Toodamnpragmatic Posted August 25, 2010 Posted August 25, 2010 (edited) you are in a much better situation, but it's far from ideal and we just want a bit of happiness. I'm sure someone like Tara Maiden will turn up telling us to be happy for what we got. I want to be happy for what we had and not for the excuse of a marriage we have now. What's the point in staying married? Ah, yes, the kids... Taramaiden is off defending a man dragged into a polyamorous relationship with his wife of 20 years and trying to make the best of it..... She has ccl in her corner (and her support for swinging). Of course us closed minded people are left shaking our heads. While taramaiden will only tell us to accept it, we are still without Lizzie60 (and I am truly concerned for her wellbeing and saftey) as she is MIA, who goes one further and tells us they no longer love us and are turned off by the idea of sex with us. In my case I admit I want more than what was and is (and certainly know it is there from my spouse's past) as I am now older, more mature confident and knowledgeable. No I do not expect to be a 20 year old, but do expect to enjoy my life and that with my spouse going forward. My wife just told me it doesn't matter how good it is (and it has been), right now she would "rather drink a cup of bleach" then have sex..... And you wonder why us males are so damn confused..... On second thought good thing Lizzie60 is not around to set me straight..... Edited August 25, 2010 by Toodamnpragmatic
Maladjusted Posted August 26, 2010 Posted August 26, 2010 Misery loves company...so here I am! Yeah, I am in the same boat. If I am lucky I get it twice a month. I stopped trying a while ago. I got tired of feeling like I was begging for it.
xxoo Posted August 26, 2010 Posted August 26, 2010 My wife just told me it doesn't matter how good it is (and it has been), right now she would "rather drink a cup of bleach" then have sex..... And you wonder why us males are so damn confused..... On second thought good thing Lizzie60 is not around to set me straight..... Ouch. That's harsh! I'm wondering about the words "right now". I sometimes feel this way, but can feel completely different after an hour to myself...or a decent night's sleep....or after having a good talk and hashing out a resentment that's been simmering between us. What is going on "right now"?
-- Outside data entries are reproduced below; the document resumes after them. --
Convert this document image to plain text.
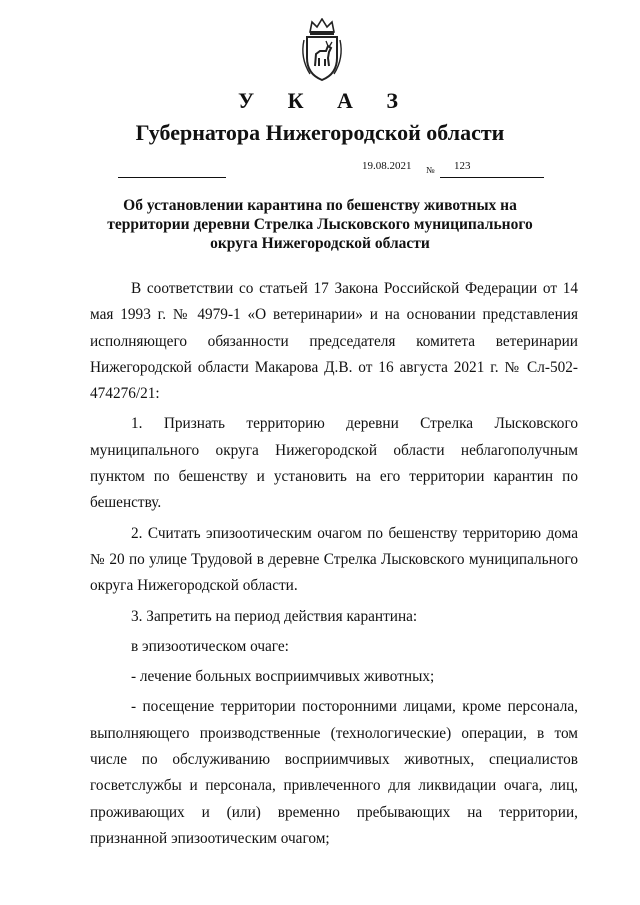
У К А З
Губернатора Нижегородской области
19.08.2021 № 123
Об установлении карантина по бешенству животных на территории деревни Стрелка Лысковского муниципального округа Нижегородской области

В соответствии со статьей 17 Закона Российской Федерации от 14 мая 1993 г. № 4979-1 «О ветеринарии» и на основании представления исполняющего обязанности председателя комитета ветеринарии Нижегородской области Макарова Д.В. от 16 августа 2021 г. № Сл-502-474276/21:

1. Признать территорию деревни Стрелка Лысковского муниципального округа Нижегородской области неблагополучным пунктом по бешенству и установить на его территории карантин по бешенству.

2. Считать эпизоотическим очагом по бешенству территорию дома № 20 по улице Трудовой в деревне Стрелка Лысковского муниципального округа Нижегородской области.

3. Запретить на период действия карантина:

в эпизоотическом очаге:

- лечение больных восприимчивых животных;

- посещение территории посторонними лицами, кроме персонала, выполняющего производственные (технологические) операции, в том числе по обслуживанию восприимчивых животных, специалистов госветслужбы и персонала, привлеченного для ликвидации очага, лиц, проживающих и (или) временно пребывающих на территории, признанной эпизоотическим очагом;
xxoo Posted August 26, 2010 Posted August 26, 2010 Yeah, I am in the same boat. If I am lucky I get it twice a month. I stopped trying a while ago. I got tired of feeling like I was begging for it. I think this is the ultimate challenge: she has to feel like she is "getting it". If the dynamic is she gives/you get, she'll see it as a chore. The last thing most women want is another chore.
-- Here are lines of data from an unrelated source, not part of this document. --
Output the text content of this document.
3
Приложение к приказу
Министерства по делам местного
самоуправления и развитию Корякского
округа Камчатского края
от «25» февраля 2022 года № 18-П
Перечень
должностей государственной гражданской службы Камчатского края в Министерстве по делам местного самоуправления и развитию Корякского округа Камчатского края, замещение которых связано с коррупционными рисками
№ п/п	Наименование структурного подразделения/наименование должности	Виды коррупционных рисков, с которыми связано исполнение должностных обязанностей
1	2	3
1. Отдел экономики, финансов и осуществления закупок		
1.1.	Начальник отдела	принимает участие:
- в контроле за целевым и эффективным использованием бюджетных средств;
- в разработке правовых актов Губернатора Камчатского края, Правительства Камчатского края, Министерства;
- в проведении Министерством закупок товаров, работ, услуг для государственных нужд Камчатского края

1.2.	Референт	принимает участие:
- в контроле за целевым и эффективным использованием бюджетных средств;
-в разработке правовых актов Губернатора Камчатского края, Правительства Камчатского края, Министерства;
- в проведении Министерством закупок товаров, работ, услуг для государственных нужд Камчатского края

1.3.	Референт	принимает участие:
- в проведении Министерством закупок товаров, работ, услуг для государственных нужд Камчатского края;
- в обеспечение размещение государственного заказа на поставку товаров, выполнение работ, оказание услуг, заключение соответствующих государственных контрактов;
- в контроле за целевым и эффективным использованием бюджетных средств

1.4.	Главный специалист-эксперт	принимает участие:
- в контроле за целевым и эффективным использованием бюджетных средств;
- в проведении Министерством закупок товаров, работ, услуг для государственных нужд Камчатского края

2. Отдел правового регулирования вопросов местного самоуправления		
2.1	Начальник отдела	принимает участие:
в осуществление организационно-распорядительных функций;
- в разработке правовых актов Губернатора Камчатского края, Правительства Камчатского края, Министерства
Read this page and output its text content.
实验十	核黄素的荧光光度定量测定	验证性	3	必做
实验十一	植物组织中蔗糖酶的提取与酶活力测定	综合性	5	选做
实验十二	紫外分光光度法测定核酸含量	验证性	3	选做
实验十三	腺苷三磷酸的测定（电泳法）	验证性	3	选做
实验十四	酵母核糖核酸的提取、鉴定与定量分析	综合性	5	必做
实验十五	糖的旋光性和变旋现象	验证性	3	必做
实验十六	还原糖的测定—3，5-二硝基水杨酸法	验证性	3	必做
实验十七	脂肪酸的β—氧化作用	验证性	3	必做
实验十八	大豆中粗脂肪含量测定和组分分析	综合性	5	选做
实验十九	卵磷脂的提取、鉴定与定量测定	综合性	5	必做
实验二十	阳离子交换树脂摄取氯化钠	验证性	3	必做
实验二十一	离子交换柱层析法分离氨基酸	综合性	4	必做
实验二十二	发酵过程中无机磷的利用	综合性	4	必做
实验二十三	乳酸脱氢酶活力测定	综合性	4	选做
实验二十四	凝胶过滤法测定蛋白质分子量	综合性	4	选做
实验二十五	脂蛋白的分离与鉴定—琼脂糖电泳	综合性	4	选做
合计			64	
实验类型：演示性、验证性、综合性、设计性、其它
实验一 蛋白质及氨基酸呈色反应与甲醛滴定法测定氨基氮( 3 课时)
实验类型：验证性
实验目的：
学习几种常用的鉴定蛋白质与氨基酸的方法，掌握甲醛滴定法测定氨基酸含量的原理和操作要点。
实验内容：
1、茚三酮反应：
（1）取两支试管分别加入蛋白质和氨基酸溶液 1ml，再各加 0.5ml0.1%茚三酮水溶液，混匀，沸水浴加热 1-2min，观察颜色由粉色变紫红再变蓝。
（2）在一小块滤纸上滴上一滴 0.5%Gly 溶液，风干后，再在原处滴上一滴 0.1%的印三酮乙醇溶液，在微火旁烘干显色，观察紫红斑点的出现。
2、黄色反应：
Maladjusted Posted August 26, 2010 Posted August 26, 2010 I think this is the ultimate challenge: she has to feel like she is "getting it". If the dynamic is she gives/you get, she'll see it as a chore. The last thing most women want is another chore. What would you suggest?
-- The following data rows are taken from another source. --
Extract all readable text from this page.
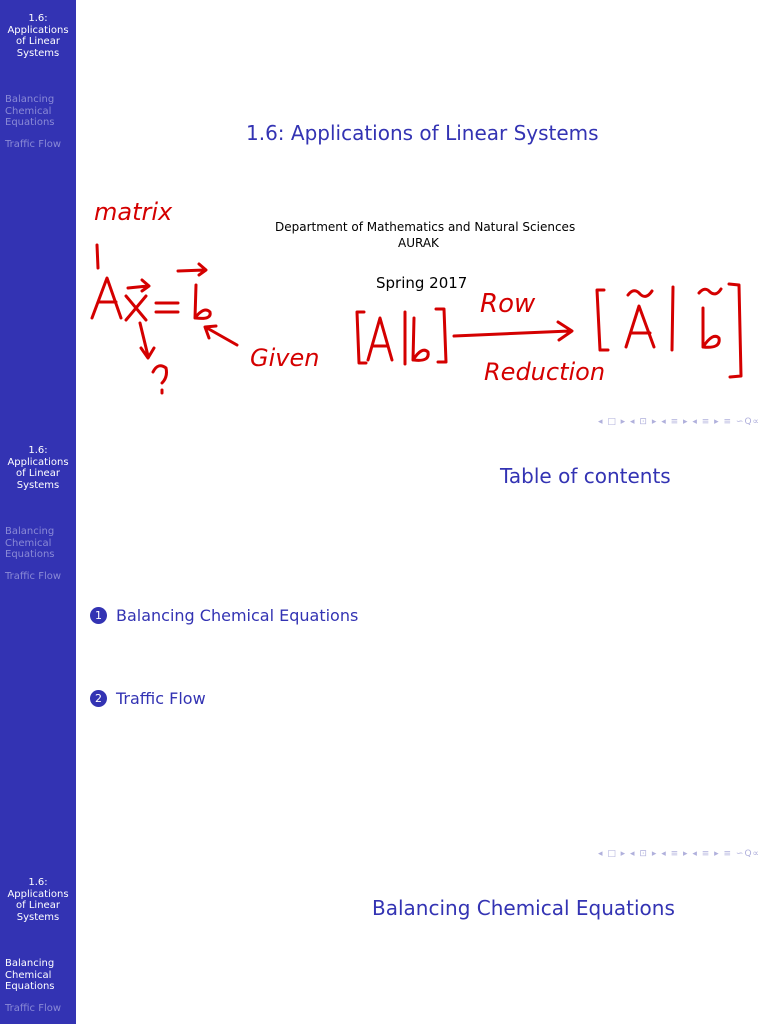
1.6: Applications of Linear Systems
Balancing Chemical Equations
Traffic Flow	1.6: Applications of Linear Systems
Department of Mathematics and Natural Sciences
AURAK
Spring 2017
matrix
Given
Row
Reduction
◂ □ ▸ ◂ ⊡ ▸ ◂ ≡ ▸ ◂ ≡ ▸ ≡ ∽Q∝
1.6: Applications of Linear Systems
Balancing Chemical Equations
Traffic Flow
Table of contents
1 Balancing Chemical Equations
2 Traffic Flow
◂ □ ▸ ◂ ⊡ ▸ ◂ ≡ ▸ ◂ ≡ ▸ ≡ ∽Q∝
1.6: Applications of Linear Systems
Balancing Chemical Equations
Traffic Flow
Balancing Chemical Equations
xxoo Posted August 26, 2010 Posted August 26, 2010 What would you suggest? I don't know the details of your situation.... But if you generally have a good/warm relationship (no festering resentments to be addressed, no unbalanced workloads, no medical problems, addictions, etc), I suggest turning up the "flirting" while dialing back the pressure for sex. Touch her during the day when sex is not possible--right before leaving for work, for example. Pull her in for a full body hug and a nibble. Touch her like you did when you were dating--but then don't follow up with a request for sex. Let the desire build up and simmer in her for a while.